At one time he pressed forward into the thickest of the battle to rescue a Trojan leader named Pandarus, who was beset by his foes and brought into very imminent danger. Æneas did not succeed in saving his friend. Pandarus was killed. Æneas, however, flew to the spot, and by means of the most extraordinary feats of strength and valor he drove the Greeks away from the body. They attacked it on every side, but Æneas, wheeling around it, and fighting now on this side and now on that, drove them all away. They retired to a little distance and then began to throw in a shower of spears and darts and arrows upon him. Æneas defended himself and the body of his friend from these missiles for a time, with his shield. At length, however, he was struck in the thigh with a ponderous stone which one of the Greek warriors hurled at him,-a stone so heavy that two men of ordinary strength would have been required to lift it. Æneas was felled to the ground by the blow. He sank down, resting upon his arm, faint and dizzy, and being thus made helpless would have immediately been overpowered and killed by his assailants had not his mother interposed. She came immediately to rescue him. She spread her vail over him, which had the magic power of rendering harmless all blows which were aimed at what was covered by it, and then taking him up in her arms she bore him off through the midst of his enemies unharmed. The swords, spears, and javelins which were aimed at him were rendered powerless by the magic vail.

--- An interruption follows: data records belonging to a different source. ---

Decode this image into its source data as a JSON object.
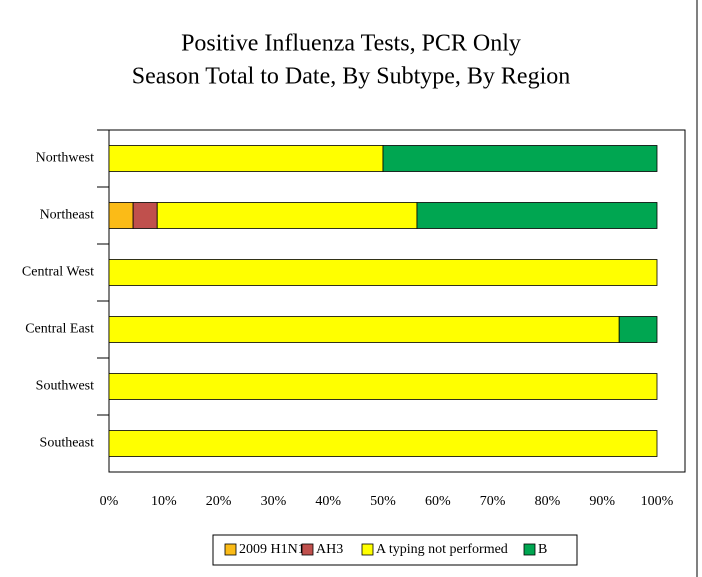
{
  "chart_data": {
    "type": "stacked-bar-horizontal",
    "title": "Positive Influenza  Tests, PCR Only",
    "subtitle": "Season Total to Date,  By Subtype, By Region",
    "categories": [
      "Northwest",
      "Northeast",
      "Central West",
      "Central East",
      "Southwest",
      "Southeast"
    ],
    "series": [
      {
        "name": "2009 H1N1",
        "color": "#fbbb17",
        "values": [
          0,
          4.4,
          0,
          0,
          0,
          0
        ]
      },
      {
        "name": "AH3",
        "color": "#c0504d",
        "values": [
          0,
          4.4,
          0,
          0,
          0,
          0
        ]
      },
      {
        "name": "A typing not performed",
        "color": "#ffff00",
        "values": [
          50,
          47.4,
          100,
          93.1,
          100,
          100
        ]
      },
      {
        "name": "B",
        "color": "#00a651",
        "values": [
          50,
          43.8,
          0,
          6.9,
          0,
          0
        ]
      }
    ],
    "xlim": [
      0,
      100
    ],
    "xticks": [
      {
        "value": 0,
        "label": "0%"
      },
      {
        "value": 10,
        "label": "10%"
      },
      {
        "value": 20,
        "label": "20%"
      },
      {
        "value": 30,
        "label": "30%"
      },
      {
        "value": 40,
        "label": "40%"
      },
      {
        "value": 50,
        "label": "50%"
      },
      {
        "value": 60,
        "label": "60%"
      },
      {
        "value": 70,
        "label": "70%"
      },
      {
        "value": 80,
        "label": "80%"
      },
      {
        "value": 90,
        "label": "90%"
      },
      {
        "value": 100,
        "label": "100%"
      }
    ],
    "legend": "bottom"
  }
}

Aphrodite, however, flying thus with her wounded son, mother-like, left herself exposed in her anxiety to protect him. Diomedes, the chief of the pursuers, following headlong on, aimed a lance at Venus herself. The lance struck Venus in the hand, and inflicted a very severe and painful wound. It did not, however, stop her flight. She pressed swiftly on, while Diomedes, satisfied with his revenge, gave up the pursuit, but called out to Aphrodite as she disappeared from view, bidding her learn from the lesson which he had given her that it would be best for her thenceforth to remain in her own appropriate sphere, and not come down to the earth and interfere in the contests of mortal men.